Dr. Harlan David Chambers
Georg-August-Universität Göttingen
Research Associate (Postdoc) in the project: "Conceptions of World Order and Their Social Carrier Groups"
Short Biography
Harlan Chambers completed his Ph.D. in Modern Chinese Literature and Culture at Columbia University in 2022 and served as a Visiting Assistant Professor of History at Illinois Wesleyan University before joining the Department of East Asian Studies at the University of Göttingen in 2024. As an interdisciplinary scholar of Chinese culture and history, as well as feminist and critical theory, his research interrogates the role of cultural practices in processes of social transformation, integrating archival research with analyses of cultural texts. He is currently developing his dissertation into a book-length project, Narrative Economies: Cultural Practice and the Economic Imagination of China’s Revolution, 1939-1976, examining how cultural creators used narrative practice to reshape the economic foundations of the nascent People’s Republic of China (PRC), from the Second World War through the late Cultural Revolution. He argues that revolutionary cultural experiments opened channels for popular participation in reshaping and contesting how the economy was conceived and practiced, contributing to a critical, socialist economics.
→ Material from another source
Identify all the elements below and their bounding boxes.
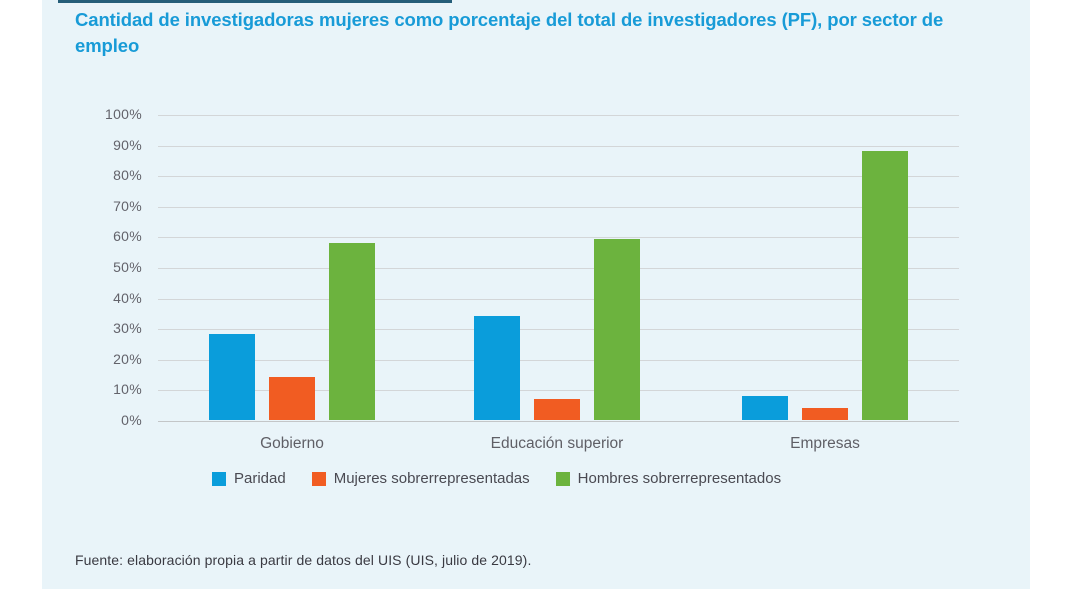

As part of a research team exploring the history of conceptions of world order at the University of Göttingen, Harlan will interrogate internationalist cultural experiments in world-making.These include aesthetic and theoretical projects related to the League of Leftwing Writers, guerrilla warfare and economic construction, and cultural efforts to reimagine China’s place in the world amidst crises of the 1930. Harlan is also examining internationalist aesthetic debates of the early People’s Republic of China, particularly their relation to questions of socialist transition. This builds upon a series of workshops that he previously co-organized and hopes to continue developing at Göttingen, “Chinese Socialism in/as Theory: Political Economy in Revolutionary China.” In addition to peer-reviewed scholarship in Modern Chinese Literature and Culture, he has translated or co-translated works by Wang Hui, Li Tuo, Zhang Jishun, and the contemporary artist Cao Fei, for positions: Asia Critique, Modern China, and The South Atlantic Quarterly.